Nigeria’s Adamawa state: Army curfew to curb Boko Haram-BBC

Boko Haram(bbc pic)Nigeria’s army has imposed a dusk-to-dawn curfew across the north-eastern state of Adamawa to curb attacks by militant Islamists.

It is the first area to fall under a curfew since a state of emergency was declared in three states.

A BBC reporter in Adamawa says the decision is surprising, as the security situation there is less serious than in Borno and Yobe states.

Boko Haram militants have waged an insurgency in Nigeria since 2009.

More than 2,000 have been killed in the conflict, which has its roots in north-east Nigeria.

Mobile phones down

Nigerian military spokesman Brig Gen Chris Olukolade said “every resource available” to the armed forces would be used in the operation against Boko Haram.

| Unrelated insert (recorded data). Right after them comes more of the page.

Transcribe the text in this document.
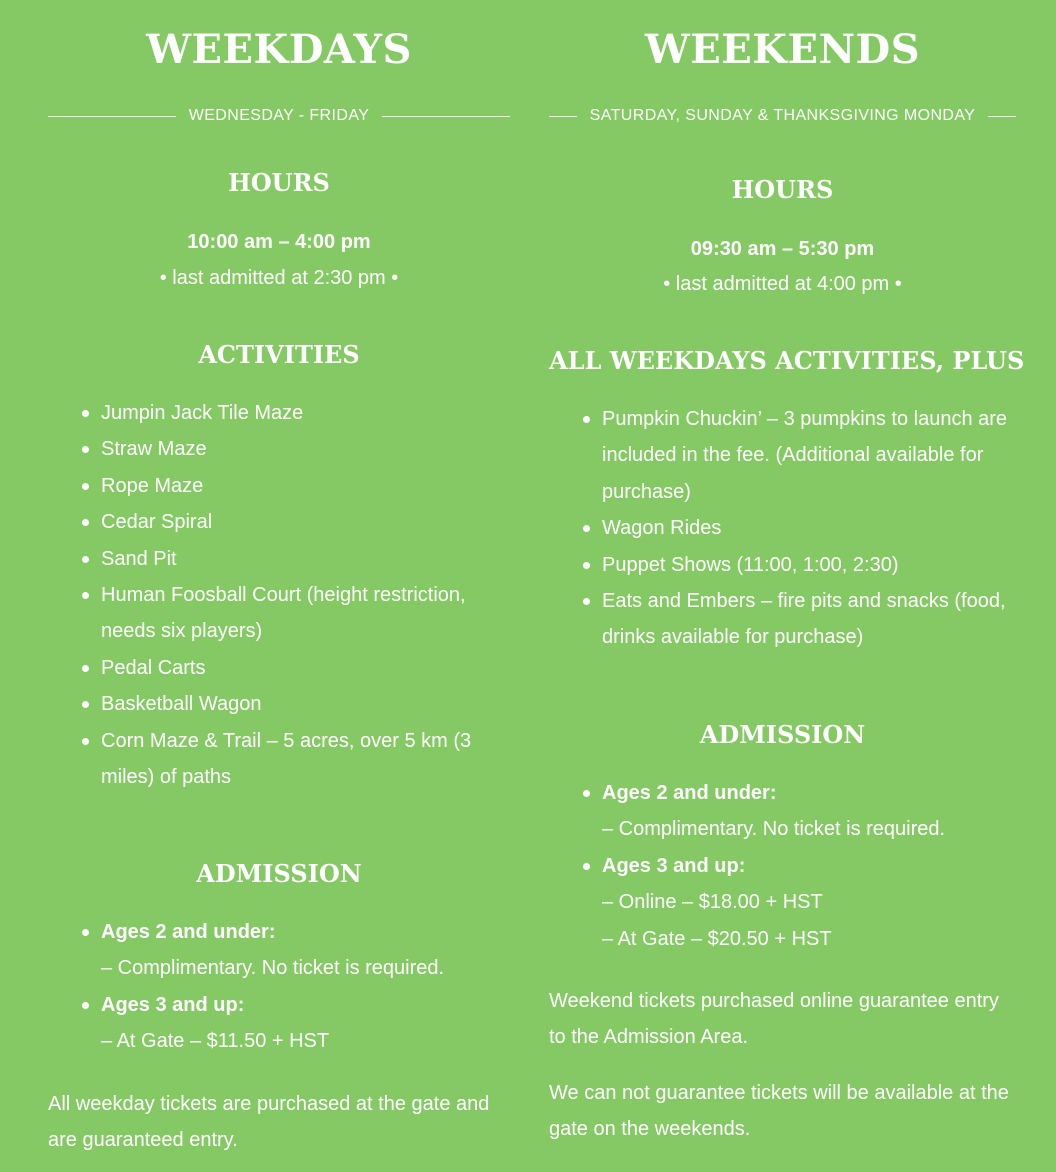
WEEKDAYS
WEDNESDAY - FRIDAY
HOURS
10:00 am – 4:00 pm
• last admitted at 2:30 pm •
ACTIVITIES
Jumpin Jack Tile Maze
Straw Maze
Rope Maze
Cedar Spiral
Sand Pit
Human Foosball Court (height restriction, needs six players)
Pedal Carts
Basketball Wagon
Corn Maze & Trail – 5 acres, over 5 km (3 miles) of paths
ADMISSION
Ages 2 and under:
– Complimentary. No ticket is required.
Ages 3 and up:
– At Gate – $11.50 + HST

All weekday tickets are purchased at the gate and are guaranteed entry.

WEEKENDS
SATURDAY, SUNDAY & THANKSGIVING MONDAY
HOURS
09:30 am – 5:30 pm
• last admitted at 4:00 pm •
ALL WEEKDAYS ACTIVITIES, PLUS
Pumpkin Chuckin’ – 3 pumpkins to launch are included in the fee. (Additional available for purchase)
Wagon Rides
Puppet Shows (11:00, 1:00, 2:30)
Eats and Embers – fire pits and snacks (food, drinks available for purchase)
ADMISSION
Ages 2 and under:
– Complimentary. No ticket is required.
Ages 3 and up:
– Online – $18.00 + HST
– At Gate – $20.50 + HST

Weekend tickets purchased online guarantee entry to the Admission Area.

We can not guarantee tickets will be available at the gate on the weekends.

BBC Nigeria correspondent Will Ross says this is confirmation that fighter jets and helicopter gunships are likely to be deployed.

When asked whether this would not put civilians in harm’s way, Brig Gen Olukolade said the enemy bases to be targeted were in unpopulated areas close to Nigeria’s borders.

Our reporter says the hardest part of this campaign will be in urban areas like the Borno state capital, Maiduguri, where the Islamist militants are living among the civilian population.

Mobile phone networks were not functioning in many parts of north-east Nigeria on Thursday, but our reporter says it is not clear if this is related to the current military offensive.

Militants have previously attacked mobile phone masts in the area in an effort to disrupt communications.

The BBC’s Abdullahi Tasiu Abubakar reports from Adamawa city that most people he spoke to felt the curfew was unnecessary and it would merely disrupt their lives.

Our reporter adds that there is no sign of a huge military build-up in the city since President Goodluck Jonathan declared a state of emergency on Tuesday in the three states.

The president said the army would take “all necessary action” to “put an end to the impunity of insurgents and terrorists”.

Boko Haram, whose name means “Western education is forbidden” in the local Hausa language, is fighting to overthrow the government and create an Islamic state in the north.

Although they often attack Christians and government targets, they have also killed many Muslim civilians.